Boseman lived in Brooklyn, New York City, at the start of his career. In 2000, he was named a Drama League Directing Fellow. He directed productions including George C. Wolfe's The Colored Museum (Wolfe would later direct Boseman in his final role) and a staging of Amiri Baraka's Dutchman. He worked as the drama instructor in the Schomburg Junior Scholars Program, housed at the Schomburg Center for Research in Black Culture in Harlem between 2002 and 2009.

He rose to prominence as a playwright and stage actor in 2002, performing in multiple productions and winning an AUDELCO award in 2002 for his part in Ron Milner's Urban Transitions. As a member of the National Shakespeare Company of New York, he played Romeo in Romeo and Juliet and Malcolm in Macbeth. He directed and wrote plays as part of the Hip-hop theater movement; his works included Rhyme Deferred (co-written with Howard classmate Kamilah Forbes), in which he also performed, and Hieroglyphic Graffiti. Rhyme Deferred was commissioned for a national tour, as well as featuring in The Fire This Time anthology of works, while Hieroglyphic Graffiti was produced at a variety of locations, including the National Black Theatre Festival in 2001. Combining modern African-American culture and Egyptian deities, it is set in Washington, D.C., and was picked up by the New York Hip-Hop Theatre Festival and Tennessee State University's summer stock theatre program in 2002. It was also the Kuntu Repertory Theatre's 2002–03 season launch production. At the 2002 Hip-Hop Theatre Festival, Boseman also gave a one-man show called "Red Clay and Carved Concrete".

In 2003, Boseman was cast in his first television role, an episode of Third Watch, and began playing Reggie Montgomery in the daytime soap opera All My Children. He was fired from All My Children after voicing concerns to producers about racist stereotypes in the script; the role was subsequently re-cast, with Boseman's future Black Panther co-star Michael B. Jordan taking the part. Boseman had wanted to work around the stereotypes of the character, feeling that being in a soap opera would give him more room for improvisation as the writers often do not initially plan a full story; his (then-future) agent said that when Boseman was given the second script and learned that his character's parents were a drug addict and an absent father, Boseman confronted the creators. He reflected on the experience in his 2018 commencement address to Howard University, saying that it "seemed to be wrapped up in assumptions about us as black folks [and he] would have to make something out of nothing." His other early television work included episodes of the series Law & Order, Cold Case, CSI: NY, and ER.
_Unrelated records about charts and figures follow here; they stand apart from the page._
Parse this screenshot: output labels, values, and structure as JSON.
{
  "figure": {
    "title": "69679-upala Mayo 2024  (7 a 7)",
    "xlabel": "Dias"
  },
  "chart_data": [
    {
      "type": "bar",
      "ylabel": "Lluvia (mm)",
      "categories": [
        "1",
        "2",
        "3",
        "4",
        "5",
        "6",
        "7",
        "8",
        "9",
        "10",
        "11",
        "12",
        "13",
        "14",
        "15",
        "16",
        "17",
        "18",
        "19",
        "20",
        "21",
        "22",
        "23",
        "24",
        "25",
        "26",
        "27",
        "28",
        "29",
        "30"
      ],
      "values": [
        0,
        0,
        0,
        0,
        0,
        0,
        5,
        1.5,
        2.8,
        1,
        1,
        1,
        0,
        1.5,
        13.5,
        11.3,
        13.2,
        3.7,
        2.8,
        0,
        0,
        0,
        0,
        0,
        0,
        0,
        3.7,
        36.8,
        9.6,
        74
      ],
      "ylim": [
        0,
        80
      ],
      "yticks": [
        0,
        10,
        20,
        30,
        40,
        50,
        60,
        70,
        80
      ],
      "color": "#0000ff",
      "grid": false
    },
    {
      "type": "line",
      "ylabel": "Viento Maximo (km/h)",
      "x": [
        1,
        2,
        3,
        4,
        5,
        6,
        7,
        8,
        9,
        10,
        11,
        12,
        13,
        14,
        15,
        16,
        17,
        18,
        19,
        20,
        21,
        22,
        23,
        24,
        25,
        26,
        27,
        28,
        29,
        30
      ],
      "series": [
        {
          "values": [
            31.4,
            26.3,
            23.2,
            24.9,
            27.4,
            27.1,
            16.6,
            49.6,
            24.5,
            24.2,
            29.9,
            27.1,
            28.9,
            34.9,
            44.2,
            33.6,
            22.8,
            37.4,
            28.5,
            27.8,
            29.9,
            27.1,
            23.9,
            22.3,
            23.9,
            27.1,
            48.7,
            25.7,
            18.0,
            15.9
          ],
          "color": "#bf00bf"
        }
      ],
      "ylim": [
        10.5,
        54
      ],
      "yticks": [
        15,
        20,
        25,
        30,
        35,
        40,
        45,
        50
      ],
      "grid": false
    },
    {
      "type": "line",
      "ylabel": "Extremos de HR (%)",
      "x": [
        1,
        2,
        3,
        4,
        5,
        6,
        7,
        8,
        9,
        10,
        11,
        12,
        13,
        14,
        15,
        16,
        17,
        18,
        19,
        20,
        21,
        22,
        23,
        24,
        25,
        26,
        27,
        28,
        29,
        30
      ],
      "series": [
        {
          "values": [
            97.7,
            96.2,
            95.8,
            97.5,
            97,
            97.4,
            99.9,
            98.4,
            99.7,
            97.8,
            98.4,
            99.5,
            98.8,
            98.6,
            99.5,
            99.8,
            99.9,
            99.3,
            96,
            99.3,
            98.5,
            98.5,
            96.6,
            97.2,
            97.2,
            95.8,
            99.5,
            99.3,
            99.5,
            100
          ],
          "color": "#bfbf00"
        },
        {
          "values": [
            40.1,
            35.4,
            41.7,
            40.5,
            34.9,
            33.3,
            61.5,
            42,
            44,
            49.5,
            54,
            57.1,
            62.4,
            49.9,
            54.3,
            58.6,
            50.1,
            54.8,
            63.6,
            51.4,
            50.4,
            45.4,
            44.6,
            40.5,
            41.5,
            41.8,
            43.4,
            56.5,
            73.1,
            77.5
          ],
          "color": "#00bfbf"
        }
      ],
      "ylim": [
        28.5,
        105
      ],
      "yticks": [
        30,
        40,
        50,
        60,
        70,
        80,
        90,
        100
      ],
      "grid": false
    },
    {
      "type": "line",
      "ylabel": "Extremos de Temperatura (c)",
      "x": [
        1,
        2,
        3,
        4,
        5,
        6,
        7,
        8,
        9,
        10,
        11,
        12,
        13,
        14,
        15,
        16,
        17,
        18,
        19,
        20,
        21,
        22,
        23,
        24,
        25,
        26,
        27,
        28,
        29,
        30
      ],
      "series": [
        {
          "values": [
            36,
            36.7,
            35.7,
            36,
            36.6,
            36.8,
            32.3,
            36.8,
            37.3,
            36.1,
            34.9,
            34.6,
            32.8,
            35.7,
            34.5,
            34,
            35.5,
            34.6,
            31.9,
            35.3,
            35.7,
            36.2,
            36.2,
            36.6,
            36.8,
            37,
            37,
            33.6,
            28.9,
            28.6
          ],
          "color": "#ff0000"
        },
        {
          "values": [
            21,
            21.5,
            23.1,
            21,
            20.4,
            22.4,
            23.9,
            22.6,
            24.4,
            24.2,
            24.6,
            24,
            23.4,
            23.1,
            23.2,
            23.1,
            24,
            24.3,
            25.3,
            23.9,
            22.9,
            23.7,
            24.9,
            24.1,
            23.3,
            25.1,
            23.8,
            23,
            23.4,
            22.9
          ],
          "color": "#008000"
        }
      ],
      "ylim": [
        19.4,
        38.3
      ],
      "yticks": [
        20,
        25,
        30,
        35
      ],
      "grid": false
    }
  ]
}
Boseman's best-known play, Deep Azure, was commissioned in 2004 by the Congo Square Theatre Company in Chicago. It was nominated for a 2006 Jeff Award for Best New Work. Boseman said at the time that Deep Azure was "a fusion and progression of [his] previous plays", which he did not feel fit wholly in the Hip Hop theater genre. The play – about police brutality, a daring subject in 2004, and largely delivered in rhyme – was workshopped at the Apollo Theater in New York. Drama critic Chris Jones in the Chicago Tribune highly praised the work. In 2008, Boseman turned Deep Azure into a screenplay. Michael Greene, who would become his agent, picked it up and contacted Boseman when Tessa Thompson and Omari Hardwick expressed an interest in playing the lead roles, prompting Boseman's move to Los Angeles. He also directed, wrote, and produced the short film Blood Over a Broken Pawn in 2007, which was honored at the 2008 Hollywood Black Film Festival.

2008–2015: Breakthrough with 42 and Get on Up

In 2008, Boseman moved to Los Angeles to pursue his film and acting career. He was cast in a recurring role on the television series Lincoln Heights as Nathaniel Ray Taylor, an army veteran with PTSD who was later revealed to be the son of the main character before re-enlisting. He also appeared in his first feature film in 2008, The Express: The Ernie Davis Story, as running back Floyd Little. He landed his first regular role in the 2010 television series Persons Unknown as the Marine Graham McNair. The show received mediocre reviews that felt the characters were all archetypes with little development. In July 2013, Boseman's second short film as director, Heaven, premiered at the HollyShorts Film Festival.